A bipartisan group of senators this week urged the Pentagon to protect funding for Stars and Stripes, a longtime publication that covers the U.S. navy neighborhood and is revealed for service members around the globe, which the Pentagon reportedly ordered to stop operations and shutter its newsroom by the tip of September, underneath proposed price range cuts.

“Stars and Stripes is an essential part of our nation’s freedom of the press that serves the very population charged with defending that freedom,” the 15 senators wrote in a letter to Defense Secretary Mark Esper Wednesday. “Therefore, we respectfully request that you rescind your decision to discontinue support for Stars and Stripes and that you reinstate the funding necessary for it to continue operations.”

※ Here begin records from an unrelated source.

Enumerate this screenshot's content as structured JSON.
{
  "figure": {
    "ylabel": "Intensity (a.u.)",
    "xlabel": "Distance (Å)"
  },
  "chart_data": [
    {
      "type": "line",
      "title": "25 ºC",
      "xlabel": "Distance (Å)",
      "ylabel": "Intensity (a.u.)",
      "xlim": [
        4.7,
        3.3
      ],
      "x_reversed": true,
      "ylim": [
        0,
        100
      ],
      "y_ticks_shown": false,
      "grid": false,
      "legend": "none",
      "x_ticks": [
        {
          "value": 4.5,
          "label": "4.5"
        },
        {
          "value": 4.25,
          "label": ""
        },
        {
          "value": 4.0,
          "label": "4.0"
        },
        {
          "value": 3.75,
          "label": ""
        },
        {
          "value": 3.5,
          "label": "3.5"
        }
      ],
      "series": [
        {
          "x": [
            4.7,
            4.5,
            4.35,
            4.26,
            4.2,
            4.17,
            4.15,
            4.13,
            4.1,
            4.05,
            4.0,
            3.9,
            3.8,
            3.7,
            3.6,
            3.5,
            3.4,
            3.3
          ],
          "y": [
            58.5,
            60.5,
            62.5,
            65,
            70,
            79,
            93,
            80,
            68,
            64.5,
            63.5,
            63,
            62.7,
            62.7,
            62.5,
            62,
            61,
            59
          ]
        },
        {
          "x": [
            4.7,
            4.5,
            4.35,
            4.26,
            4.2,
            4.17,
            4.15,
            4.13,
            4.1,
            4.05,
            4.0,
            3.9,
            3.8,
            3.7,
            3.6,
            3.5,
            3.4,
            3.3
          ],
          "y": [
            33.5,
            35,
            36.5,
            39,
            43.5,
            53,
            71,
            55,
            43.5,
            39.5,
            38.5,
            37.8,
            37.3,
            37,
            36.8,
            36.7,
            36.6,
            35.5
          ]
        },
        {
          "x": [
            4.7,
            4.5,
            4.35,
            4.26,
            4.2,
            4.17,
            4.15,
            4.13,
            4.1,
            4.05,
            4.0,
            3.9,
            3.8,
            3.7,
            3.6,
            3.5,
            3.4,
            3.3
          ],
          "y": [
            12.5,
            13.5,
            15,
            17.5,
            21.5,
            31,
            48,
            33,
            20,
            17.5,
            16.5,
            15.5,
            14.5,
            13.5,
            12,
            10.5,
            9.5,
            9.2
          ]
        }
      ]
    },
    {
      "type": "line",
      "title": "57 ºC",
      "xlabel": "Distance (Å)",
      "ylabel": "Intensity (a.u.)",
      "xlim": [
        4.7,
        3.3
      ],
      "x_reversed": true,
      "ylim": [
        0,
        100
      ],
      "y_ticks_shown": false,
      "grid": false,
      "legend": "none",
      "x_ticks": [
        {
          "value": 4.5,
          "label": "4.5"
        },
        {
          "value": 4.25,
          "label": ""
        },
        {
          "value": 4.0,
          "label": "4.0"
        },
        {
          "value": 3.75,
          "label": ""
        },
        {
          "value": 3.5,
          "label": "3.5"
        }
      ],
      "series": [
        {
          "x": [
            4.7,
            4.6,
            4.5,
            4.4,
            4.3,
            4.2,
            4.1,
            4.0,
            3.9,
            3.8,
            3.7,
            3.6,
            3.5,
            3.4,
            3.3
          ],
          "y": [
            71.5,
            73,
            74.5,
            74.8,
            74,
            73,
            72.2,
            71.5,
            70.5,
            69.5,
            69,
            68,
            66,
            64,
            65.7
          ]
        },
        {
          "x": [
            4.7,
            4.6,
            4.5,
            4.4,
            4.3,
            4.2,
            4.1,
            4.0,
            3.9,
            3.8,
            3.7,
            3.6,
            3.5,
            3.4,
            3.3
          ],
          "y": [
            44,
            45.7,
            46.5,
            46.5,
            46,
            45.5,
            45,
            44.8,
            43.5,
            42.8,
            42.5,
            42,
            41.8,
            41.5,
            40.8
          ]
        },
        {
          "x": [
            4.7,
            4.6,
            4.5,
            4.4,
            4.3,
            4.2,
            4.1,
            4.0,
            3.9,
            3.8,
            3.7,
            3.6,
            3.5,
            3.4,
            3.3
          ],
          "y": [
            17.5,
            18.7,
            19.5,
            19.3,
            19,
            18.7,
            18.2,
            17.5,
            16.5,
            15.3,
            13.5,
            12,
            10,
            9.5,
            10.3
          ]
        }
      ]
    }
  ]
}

According to the letter, the Defense Department “plans to cease publication of Stars and Stripes on September 30, 2020 and completely dissolve the organization by January 31, 2021 as a result of the proposed termination of funding in the fiscal year 2021 President’s budget.”

Defense Secretary Mark Esper speaks to members of the media throughout a information convention to debate the division’s efforts in response to the COVID-19 pandemic on the Pentagon Briefing Room in Washington, in March 2020.

A Pentagon memo provides the paper’s writer till Sept. 15 to stipulate a process that “dissolves the Stars and Stripes” and start plans “for vacating government owned/leased space worldwide,” in accordance with USA Today, which first reported the memo Friday.

A spokesperson for the Pentagon didn’t instantly reply to a request for remark Friday.

Stars and Stripes is housed underneath and receives funding from the Department of Defense, however is editorially unbiased of it. Dating again to the Civil War, it has operated constantly since World War II, publishing print editions around the globe for U.S. navy members serving abroad.

In February, the DoD first signaled it might be stripping funding from the publication within the division’s 2021 price range. Defense Secretary Mark Esper claimed it was a cost-saving measure, even though the $15.5 million for the publication makes up a tiny fraction of the Pentagon’s proposed $705.4 billion price range for 2021.

“We trimmed the support for Stars and Stripes because we need to invest that money, as we did with many, many other programs, into higher-priority issues,” Esper stated on the time, citing area, nuclear applications and hypersonic missiles.

In July, the House handed a protection spending invoice that included funding for the publication. However, the Senate has but to vote on the invoice or cross a unbroken decision to briefly protect funding whereas it negotiates subsequent 12 months’s protection price range. Without any legislative motion, the publication’s funding would expire on Sept. 30, the tip of the 2020 fiscal 12 months.

The senators wrote {that a} persevering with decision “places a legal obligation on the Department to not act on a termination of a program until a full-year appropriations bill is enacted,” asking Esper for “written assurance that the Department will comply with this obligation and avoid steps that would preempt the funding prerogative of Congress.”

Stars and Stripes writer Max Lederer didn’t instantly reply to a request for remark Friday. In response to the Senate letter Wednesday, he advised The Hill that the Pentagon officers knowledgeable him final month that the paper must cease publishing on Sept. 30 and stop operations by January. Without the funding, he stated he must lay off the paper’s employees. 

President Donald Trump often touts his help of the U.S. navy and makes use of it for his political picture, whereas additionally denigrating it. On Thursday, the Atlantic reported that whereas visiting France in 2018, Trump referred to navy members who died in World War I as “suckers” and “losers.” The White House denied the feedback, although a number of DoD officers confirmed them to The Associated Press and The Washington Post.